Fish has always been popular in Malta, being an island where fish is relatively easy to come by in its surrounding waters. You’ll be able to find all sorts of local fish served fresh daily in local restaurants, but there are specific types of fish that are traditionally more popular among the Maltese.

The first is Lampuka, (a species of dolphin fish also referred to as Mahi-mahi), which is caught seasonally and available as fresh catch during the period of 15th of August (the start date of Lampuki (plural) fishing season in Malta, also a public holiday) through to the end of December. 
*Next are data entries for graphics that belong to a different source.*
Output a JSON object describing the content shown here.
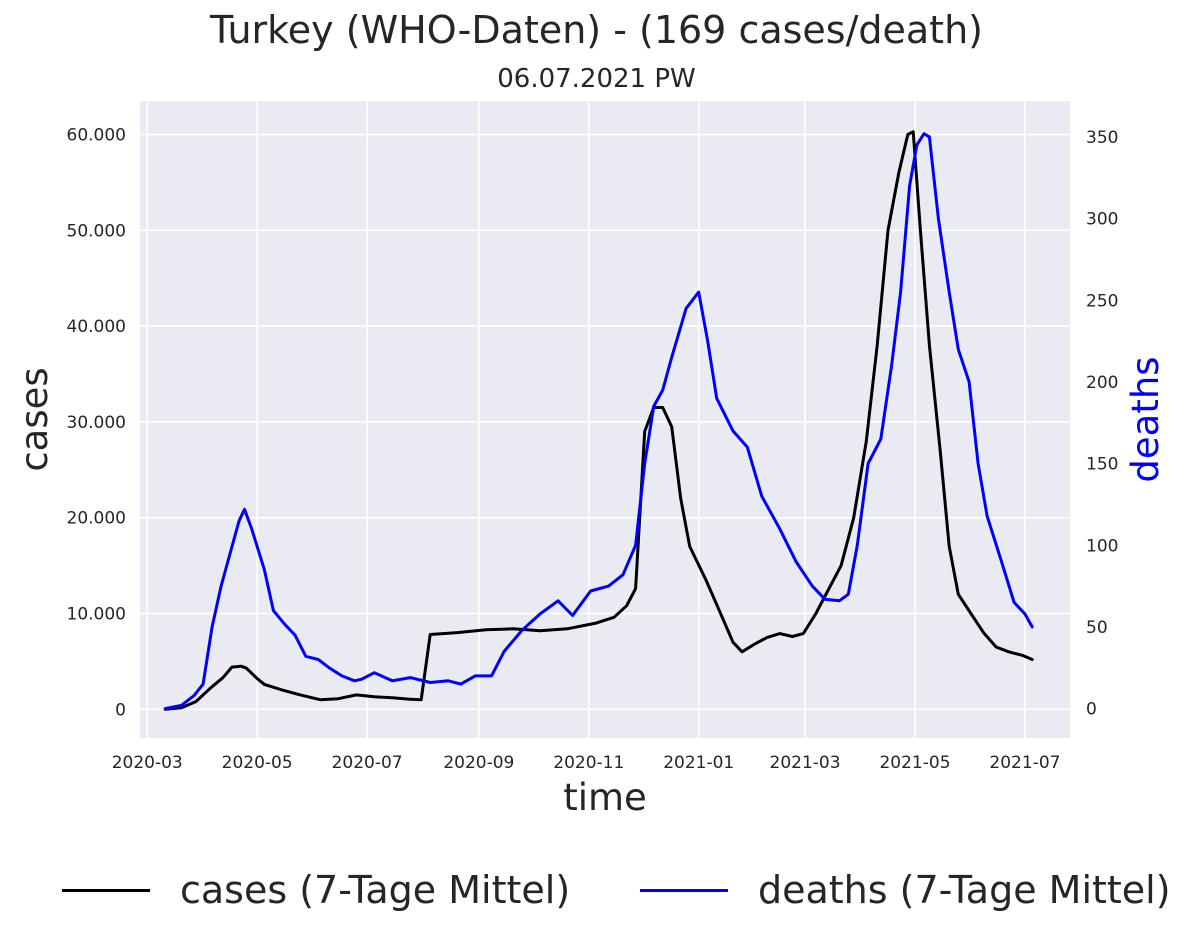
{
  "chart_data": {
    "type": "line",
    "title": "Turkey (WHO-Daten) - (169 cases/death)",
    "subtitle": "06.07.2021 PW",
    "xlabel": "time",
    "ylabel": "cases",
    "y2label": "deaths",
    "x_ticks": [
      "2020-03",
      "2020-05",
      "2020-07",
      "2020-09",
      "2020-11",
      "2021-01",
      "2021-03",
      "2021-05",
      "2021-07"
    ],
    "y_ticks": [
      "0",
      "10.000",
      "20.000",
      "30.000",
      "40.000",
      "50.000",
      "60.000"
    ],
    "y2_ticks": [
      "0",
      "50",
      "100",
      "150",
      "200",
      "250",
      "300",
      "350"
    ],
    "ylim": [
      -3000,
      63500
    ],
    "y2lim": [
      -18,
      372
    ],
    "xlim": [
      "2020-02-26",
      "2021-07-26"
    ],
    "grid": true,
    "legend_position": "bottom",
    "colors": {
      "cases": "#000000",
      "deaths": "#0000ff",
      "plot_bg": "#eaeaf2",
      "grid": "#ffffff"
    },
    "series": [
      {
        "name": "cases (7-Tage Mittel)",
        "axis": "left",
        "color": "#000000",
        "points": [
          [
            "2020-03-11",
            0
          ],
          [
            "2020-03-20",
            150
          ],
          [
            "2020-03-28",
            800
          ],
          [
            "2020-04-05",
            2200
          ],
          [
            "2020-04-12",
            3300
          ],
          [
            "2020-04-17",
            4400
          ],
          [
            "2020-04-22",
            4500
          ],
          [
            "2020-04-25",
            4300
          ],
          [
            "2020-05-01",
            3200
          ],
          [
            "2020-05-05",
            2600
          ],
          [
            "2020-05-15",
            2000
          ],
          [
            "2020-05-25",
            1500
          ],
          [
            "2020-06-05",
            1000
          ],
          [
            "2020-06-15",
            1100
          ],
          [
            "2020-06-25",
            1500
          ],
          [
            "2020-07-05",
            1300
          ],
          [
            "2020-07-15",
            1200
          ],
          [
            "2020-07-25",
            1050
          ],
          [
            "2020-07-31",
            1000
          ],
          [
            "2020-08-05",
            7800
          ],
          [
            "2020-08-20",
            8000
          ],
          [
            "2020-09-05",
            8300
          ],
          [
            "2020-09-20",
            8400
          ],
          [
            "2020-10-05",
            8200
          ],
          [
            "2020-10-20",
            8400
          ],
          [
            "2020-11-05",
            9000
          ],
          [
            "2020-11-15",
            9600
          ],
          [
            "2020-11-22",
            10800
          ],
          [
            "2020-11-27",
            12600
          ],
          [
            "2020-12-02",
            29000
          ],
          [
            "2020-12-07",
            31500
          ],
          [
            "2020-12-12",
            31500
          ],
          [
            "2020-12-17",
            29500
          ],
          [
            "2020-12-22",
            22000
          ],
          [
            "2020-12-27",
            17000
          ],
          [
            "2021-01-05",
            13500
          ],
          [
            "2021-01-12",
            10500
          ],
          [
            "2021-01-20",
            7000
          ],
          [
            "2021-01-25",
            6000
          ],
          [
            "2021-02-01",
            6800
          ],
          [
            "2021-02-08",
            7500
          ],
          [
            "2021-02-15",
            7900
          ],
          [
            "2021-02-22",
            7600
          ],
          [
            "2021-02-28",
            7900
          ],
          [
            "2021-03-07",
            10000
          ],
          [
            "2021-03-14",
            12500
          ],
          [
            "2021-03-21",
            15000
          ],
          [
            "2021-03-28",
            20000
          ],
          [
            "2021-04-04",
            28000
          ],
          [
            "2021-04-10",
            38000
          ],
          [
            "2021-04-16",
            50000
          ],
          [
            "2021-04-22",
            56000
          ],
          [
            "2021-04-27",
            60000
          ],
          [
            "2021-04-30",
            60300
          ],
          [
            "2021-05-04",
            50000
          ],
          [
            "2021-05-09",
            38000
          ],
          [
            "2021-05-15",
            27000
          ],
          [
            "2021-05-20",
            17000
          ],
          [
            "2021-05-25",
            12000
          ],
          [
            "2021-06-01",
            10000
          ],
          [
            "2021-06-08",
            8000
          ],
          [
            "2021-06-15",
            6500
          ],
          [
            "2021-06-22",
            6000
          ],
          [
            "2021-06-30",
            5600
          ],
          [
            "2021-07-05",
            5200
          ]
        ]
      },
      {
        "name": "deaths (7-Tage Mittel)",
        "axis": "right",
        "color": "#0000ff",
        "points": [
          [
            "2020-03-11",
            0
          ],
          [
            "2020-03-20",
            2
          ],
          [
            "2020-03-27",
            8
          ],
          [
            "2020-04-01",
            15
          ],
          [
            "2020-04-06",
            50
          ],
          [
            "2020-04-11",
            75
          ],
          [
            "2020-04-16",
            95
          ],
          [
            "2020-04-21",
            115
          ],
          [
            "2020-04-24",
            122
          ],
          [
            "2020-04-28",
            110
          ],
          [
            "2020-05-05",
            85
          ],
          [
            "2020-05-10",
            60
          ],
          [
            "2020-05-16",
            52
          ],
          [
            "2020-05-22",
            45
          ],
          [
            "2020-05-28",
            32
          ],
          [
            "2020-06-04",
            30
          ],
          [
            "2020-06-10",
            25
          ],
          [
            "2020-06-17",
            20
          ],
          [
            "2020-06-24",
            17
          ],
          [
            "2020-06-28",
            18
          ],
          [
            "2020-07-05",
            22
          ],
          [
            "2020-07-15",
            17
          ],
          [
            "2020-07-25",
            19
          ],
          [
            "2020-08-05",
            16
          ],
          [
            "2020-08-15",
            17
          ],
          [
            "2020-08-22",
            15
          ],
          [
            "2020-08-30",
            20
          ],
          [
            "2020-09-08",
            20
          ],
          [
            "2020-09-15",
            35
          ],
          [
            "2020-09-25",
            48
          ],
          [
            "2020-10-05",
            58
          ],
          [
            "2020-10-15",
            66
          ],
          [
            "2020-10-23",
            57
          ],
          [
            "2020-11-02",
            72
          ],
          [
            "2020-11-12",
            75
          ],
          [
            "2020-11-20",
            82
          ],
          [
            "2020-11-27",
            100
          ],
          [
            "2020-12-02",
            150
          ],
          [
            "2020-12-07",
            185
          ],
          [
            "2020-12-12",
            195
          ],
          [
            "2020-12-17",
            215
          ],
          [
            "2020-12-25",
            245
          ],
          [
            "2021-01-01",
            255
          ],
          [
            "2021-01-06",
            225
          ],
          [
            "2021-01-11",
            190
          ],
          [
            "2021-01-20",
            170
          ],
          [
            "2021-01-28",
            160
          ],
          [
            "2021-02-05",
            130
          ],
          [
            "2021-02-15",
            110
          ],
          [
            "2021-02-24",
            90
          ],
          [
            "2021-03-05",
            75
          ],
          [
            "2021-03-12",
            67
          ],
          [
            "2021-03-20",
            66
          ],
          [
            "2021-03-25",
            70
          ],
          [
            "2021-03-30",
            100
          ],
          [
            "2021-04-05",
            150
          ],
          [
            "2021-04-12",
            165
          ],
          [
            "2021-04-18",
            210
          ],
          [
            "2021-04-23",
            255
          ],
          [
            "2021-04-28",
            320
          ],
          [
            "2021-05-02",
            345
          ],
          [
            "2021-05-06",
            352
          ],
          [
            "2021-05-09",
            350
          ],
          [
            "2021-05-14",
            300
          ],
          [
            "2021-05-20",
            255
          ],
          [
            "2021-05-25",
            220
          ],
          [
            "2021-05-31",
            200
          ],
          [
            "2021-06-05",
            150
          ],
          [
            "2021-06-10",
            118
          ],
          [
            "2021-06-18",
            90
          ],
          [
            "2021-06-25",
            65
          ],
          [
            "2021-07-01",
            58
          ],
          [
            "2021-07-05",
            50
          ]
        ]
      }
    ]
  }
}
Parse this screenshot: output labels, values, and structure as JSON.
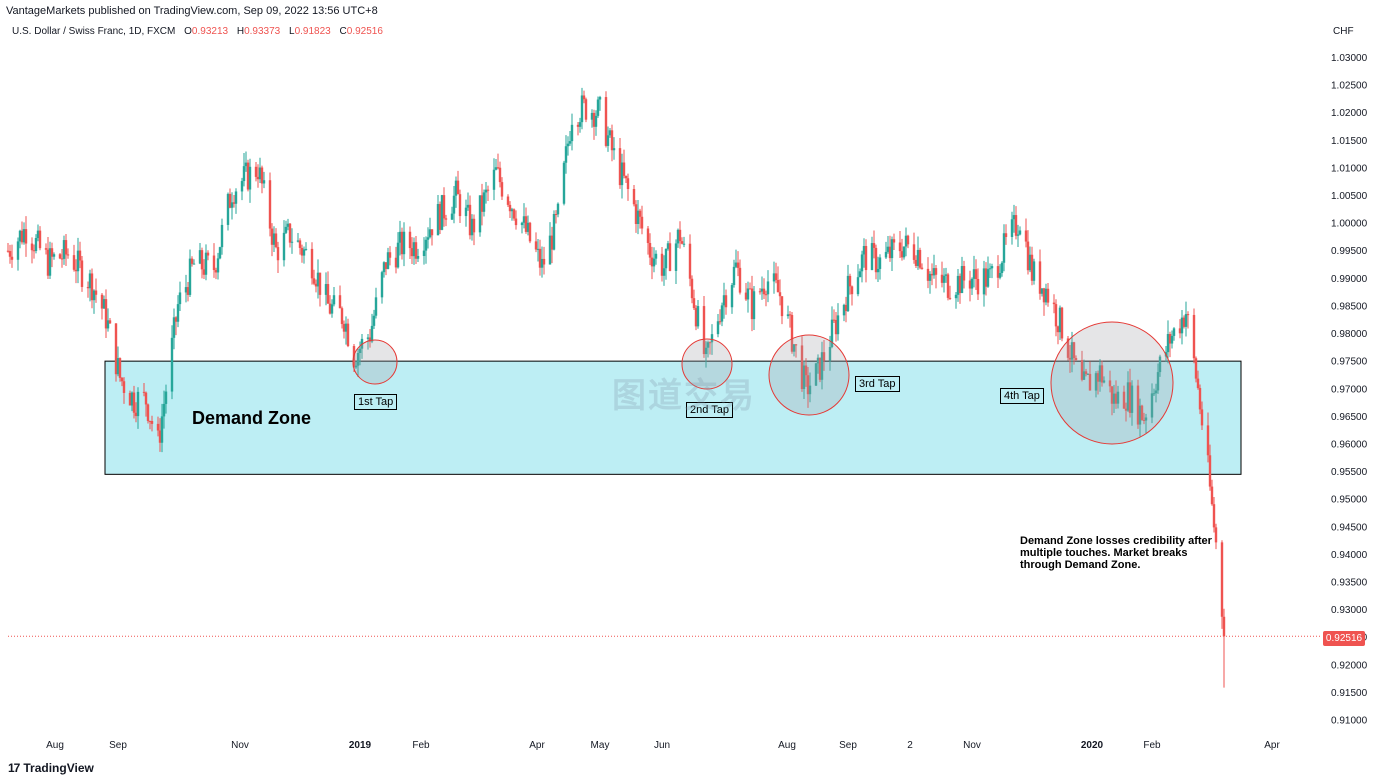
{
  "header": {
    "published": "VantageMarkets published on TradingView.com, Sep 09, 2022 13:56 UTC+8",
    "symbol": "U.S. Dollar / Swiss Franc, 1D, FXCM",
    "o_label": "O",
    "o_value": "0.93213",
    "h_label": "H",
    "h_value": "0.93373",
    "l_label": "L",
    "l_value": "0.91823",
    "c_label": "C",
    "c_value": "0.92516"
  },
  "axis": {
    "unit": "CHF",
    "current_price": "0.92516"
  },
  "annotations": {
    "zone_title": "Demand Zone",
    "tap1": "1st Tap",
    "tap2": "2nd Tap",
    "tap3": "3rd Tap",
    "tap4": "4th Tap",
    "note": "Demand Zone losses credibility after multiple touches. Market breaks through Demand Zone.",
    "watermark": "图道交易"
  },
  "footer": {
    "brand": "TradingView",
    "brand_mark": "17"
  },
  "colors": {
    "up": "#26a69a",
    "down": "#ef5350",
    "zone_fill": "#b2ebf2",
    "zone_border": "#000000",
    "circle": "#e53935"
  },
  "chart_data": {
    "type": "candlestick",
    "title": "U.S. Dollar / Swiss Franc, 1D, FXCM",
    "ylabel": "CHF",
    "ylim": [
      0.906,
      1.034
    ],
    "y_ticks": [
      "1.03000",
      "1.02500",
      "1.02000",
      "1.01500",
      "1.01000",
      "1.00500",
      "1.00000",
      "0.99500",
      "0.99000",
      "0.98500",
      "0.98000",
      "0.97500",
      "0.97000",
      "0.96500",
      "0.96000",
      "0.95500",
      "0.95000",
      "0.94500",
      "0.94000",
      "0.93500",
      "0.93000",
      "0.92500",
      "0.92000",
      "0.91500",
      "0.91000"
    ],
    "x_ticks": [
      "Aug",
      "Sep",
      "Nov",
      "2019",
      "Feb",
      "Apr",
      "May",
      "Jun",
      "Aug",
      "Sep",
      "2",
      "Nov",
      "2020",
      "Feb",
      "Apr"
    ],
    "bold_x_ticks": [
      "2019",
      "2020"
    ],
    "demand_zone": {
      "low": 0.9545,
      "high": 0.975,
      "label": "Demand Zone"
    },
    "taps": [
      {
        "label": "1st Tap",
        "date": "2018-12-31",
        "price": 0.9747
      },
      {
        "label": "2nd Tap",
        "date": "2019-06-25",
        "price": 0.9745
      },
      {
        "label": "3rd Tap",
        "date": "2019-08-20",
        "price": 0.9725
      },
      {
        "label": "4th Tap",
        "date": "2020-01-08",
        "price": 0.9695
      }
    ],
    "last_close": 0.92516,
    "series": [
      {
        "values": [
          [
            "2018-07-11",
            0.995
          ],
          [
            "2018-07-20",
            0.999
          ],
          [
            "2018-07-31",
            0.993
          ],
          [
            "2018-08-10",
            0.9945
          ],
          [
            "2018-08-22",
            0.989
          ],
          [
            "2018-08-29",
            0.983
          ],
          [
            "2018-09-05",
            0.972
          ],
          [
            "2018-09-12",
            0.968
          ],
          [
            "2018-09-18",
            0.968
          ],
          [
            "2018-09-24",
            0.96
          ],
          [
            "2018-09-28",
            0.97
          ],
          [
            "2018-10-04",
            0.985
          ],
          [
            "2018-10-12",
            0.9925
          ],
          [
            "2018-10-22",
            0.992
          ],
          [
            "2018-10-31",
            1.006
          ],
          [
            "2018-11-06",
            1.008
          ],
          [
            "2018-11-13",
            1.01
          ],
          [
            "2018-11-22",
            0.995
          ],
          [
            "2018-11-29",
            0.998
          ],
          [
            "2018-12-10",
            0.993
          ],
          [
            "2018-12-18",
            0.985
          ],
          [
            "2018-12-26",
            0.983
          ],
          [
            "2018-12-31",
            0.976
          ],
          [
            "2019-01-08",
            0.98
          ],
          [
            "2019-01-16",
            0.993
          ],
          [
            "2019-01-24",
            0.996
          ],
          [
            "2019-01-31",
            0.996
          ],
          [
            "2019-02-08",
            1.0
          ],
          [
            "2019-02-20",
            1.005
          ],
          [
            "2019-02-28",
            0.999
          ],
          [
            "2019-03-12",
            1.009
          ],
          [
            "2019-03-25",
            1.0
          ],
          [
            "2019-04-04",
            0.992
          ],
          [
            "2019-04-12",
            1.001
          ],
          [
            "2019-04-19",
            1.02
          ],
          [
            "2019-04-26",
            1.021
          ],
          [
            "2019-05-03",
            1.02
          ],
          [
            "2019-05-10",
            1.012
          ],
          [
            "2019-05-20",
            1.003
          ],
          [
            "2019-05-28",
            0.995
          ],
          [
            "2019-06-04",
            0.992
          ],
          [
            "2019-06-12",
            0.998
          ],
          [
            "2019-06-18",
            0.988
          ],
          [
            "2019-06-25",
            0.9745
          ],
          [
            "2019-07-03",
            0.986
          ],
          [
            "2019-07-10",
            0.992
          ],
          [
            "2019-07-18",
            0.985
          ],
          [
            "2019-07-25",
            0.99
          ],
          [
            "2019-08-01",
            0.987
          ],
          [
            "2019-08-08",
            0.978
          ],
          [
            "2019-08-14",
            0.97
          ],
          [
            "2019-08-20",
            0.973
          ],
          [
            "2019-08-27",
            0.98
          ],
          [
            "2019-09-04",
            0.988
          ],
          [
            "2019-09-12",
            0.994
          ],
          [
            "2019-09-20",
            0.993
          ],
          [
            "2019-10-01",
            0.996
          ],
          [
            "2019-10-09",
            0.995
          ],
          [
            "2019-10-16",
            0.99
          ],
          [
            "2019-10-24",
            0.989
          ],
          [
            "2019-11-04",
            0.99
          ],
          [
            "2019-11-14",
            0.99
          ],
          [
            "2019-11-22",
            0.996
          ],
          [
            "2019-11-29",
            1.001
          ],
          [
            "2019-12-05",
            0.991
          ],
          [
            "2019-12-12",
            0.988
          ],
          [
            "2019-12-20",
            0.981
          ],
          [
            "2019-12-30",
            0.97
          ],
          [
            "2020-01-08",
            0.973
          ],
          [
            "2020-01-15",
            0.968
          ],
          [
            "2020-01-22",
            0.969
          ],
          [
            "2020-01-30",
            0.965
          ],
          [
            "2020-02-05",
            0.972
          ],
          [
            "2020-02-12",
            0.979
          ],
          [
            "2020-02-20",
            0.984
          ],
          [
            "2020-02-26",
            0.97
          ],
          [
            "2020-03-02",
            0.955
          ],
          [
            "2020-03-06",
            0.942
          ],
          [
            "2020-03-09",
            0.93
          ],
          [
            "2020-03-10",
            0.92516
          ]
        ]
      }
    ]
  }
}
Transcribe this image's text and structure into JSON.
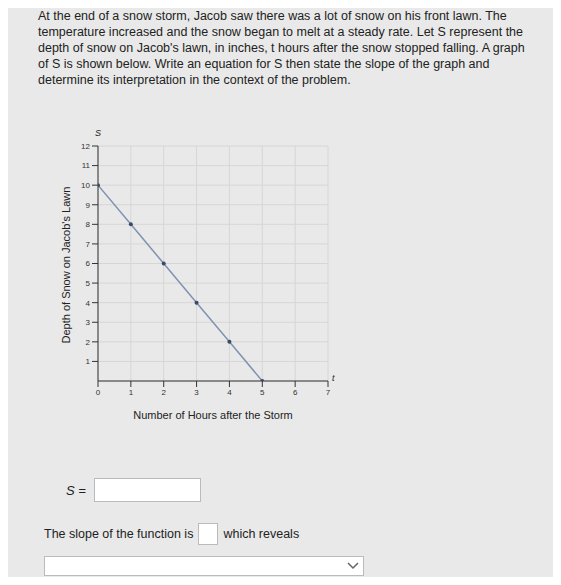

Although available as a fried fish, it’s pretty popularly served in pie form as well (Torta tal-Lampuki). Here is the recipe for this dish for you in both English and Maltese…

lampuki-pie-unravelmalta

INGREDIENTS (INGREDJENTI):

  • 1Kg lampuki (1 kilo lampuki)
  • 3 onions (3 basliet)
  • 400g tomatoes (400 gramma tadam)
  • 2kg boiled spinach (2 kilos spinaċi mgħolli)
  • 100g tomato paste (100 gramma kunserva)
  • 100g Chopped black olives (100 gramma żebbuġ iswed imqatta’)
  • 50g capers (50 gramma kappar)
  • Mint (minta)
  • Seasoning (bżar u melħ)
  • 500g puff pastry (500 gramma għaġina tat-torti)
  • Flour (dqiq)

METHOD (METODU):

  • Clean the fish, cut it into slices and roll in the seasoned flour. Naddaf il-ħut, qatta’ fi strixxi u iksi bid-dqiq imħallat mall-bżar u l-melħ.
  • Fry the fish in hot oil until golden brown, allow to cool and remove bones. Aqli l-ħut fiż-żejt jagħli sakemm jieħu l-kulur, ħallih jiksaħ u neħħi x-xewk.
  • Fry the chopped onions in same oil used to fry the fish, add tomatoes and simmer for around 15 mins on low heat. Qalli l-basal fl-istess żejt li qlejt il-ħut fih. Żid it-tadam u ħallih itektek għal madwar kwarta fuq nar baxx.
  • Add all the remaining ingredients and cook over low heat for another 30 minutes. Żid l-ingredjenti li baqa’ u sajjar fuq nar baxx għal madwar 30 minuta.
  • Add the fish to the mixture and mix well. Żid il-ħut mat-taħlita u ħawwad sew. 
  • Line a greased baking dish with the pastry and fill in with mixture, covering the top once filled. Dellek id-dixx li se tuża’ bi ftit butir, iftah l-għaġina u iksi d-dixx. Wara itfa’ l-mili u agħtti kollox bl-għaġina li jkun fadal. 
  • Pierce the top with a fork and bake until golden brown. Taqqab b’furketta l-wiċċ tal-għaġina u aħmi sakemm l-għaġina ssir u tieħu l-kulur.